Arm and abet Saddam Hussein for years, entrench his rule while making average Iraqis suffer through 12 years of draconian sanctions, carry out an illegal invasion and disastrous occupation with a chillingly casual arrogance, exacerbate sectarianism by arming rival militias and then blame the Iraqis for their unfortunate fate.

I always say the only thing worse than being an enemy of America is being a former ally. Just ask Noriega, the Shah of Iran, Saddam or one of those mujahadin turned Taliban commanders. I wonder if any of them believed the presidential sighs and promises of devotion or if like Tiger Wood’s waitresses and aspiring reality TV stars, they tried to play a player and lost the bet.

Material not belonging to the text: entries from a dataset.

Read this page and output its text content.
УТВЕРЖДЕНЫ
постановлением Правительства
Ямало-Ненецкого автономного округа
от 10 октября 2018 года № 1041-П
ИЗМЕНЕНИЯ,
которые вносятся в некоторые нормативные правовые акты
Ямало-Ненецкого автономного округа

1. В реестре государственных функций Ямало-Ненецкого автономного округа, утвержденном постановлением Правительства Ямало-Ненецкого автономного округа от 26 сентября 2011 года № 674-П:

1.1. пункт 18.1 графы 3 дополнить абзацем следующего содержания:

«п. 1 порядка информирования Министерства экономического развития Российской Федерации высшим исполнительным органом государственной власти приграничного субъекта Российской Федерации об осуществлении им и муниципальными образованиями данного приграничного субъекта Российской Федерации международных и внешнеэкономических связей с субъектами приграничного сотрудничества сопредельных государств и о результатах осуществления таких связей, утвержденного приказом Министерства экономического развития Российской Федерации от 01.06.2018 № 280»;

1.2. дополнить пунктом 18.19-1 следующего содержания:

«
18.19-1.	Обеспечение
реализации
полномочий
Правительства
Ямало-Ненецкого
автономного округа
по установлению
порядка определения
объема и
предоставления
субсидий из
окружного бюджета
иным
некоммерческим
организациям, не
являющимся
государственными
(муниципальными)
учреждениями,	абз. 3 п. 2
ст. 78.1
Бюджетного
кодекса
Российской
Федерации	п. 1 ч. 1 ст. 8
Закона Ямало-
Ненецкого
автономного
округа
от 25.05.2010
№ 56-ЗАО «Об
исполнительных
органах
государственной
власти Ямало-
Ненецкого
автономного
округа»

But we in North America needn’t worry our pretty heads about such treacheries. We can avoid contemplating the million plus Iraqis dead since the 2003 invasion, or the thousands of Afghan casualties, or the Nobel Prize-winning President who favours massive aerial bombardment of villagers – or hey – even the Canadian Prime Minister who prorogues parliament, bleeds dirty oil from the tar sands, and bombs Afghanistan.

Iraq - bomb destruction


By wrapping ourselves in a cocoon of narcissistic complacency, hiding our head in the sand and avoiding discussion of anything deemed too ‘political’, we can easily contemplate a fun-filled decade of perfecting our bodies at the gym, while watching CNN and catching up on strangely cathartic celebrity scandals (note to sponsors: perhaps you can cleanse Tiger’s image by resurrecting him as an Afghan war hero).

Ah, the unbearable lightness of being.

Happy 2010!

When Hadani Ditmars isn’t busy being an NI co-editor, she enjoys working out, meeting narcissists and reading cheap tabloids.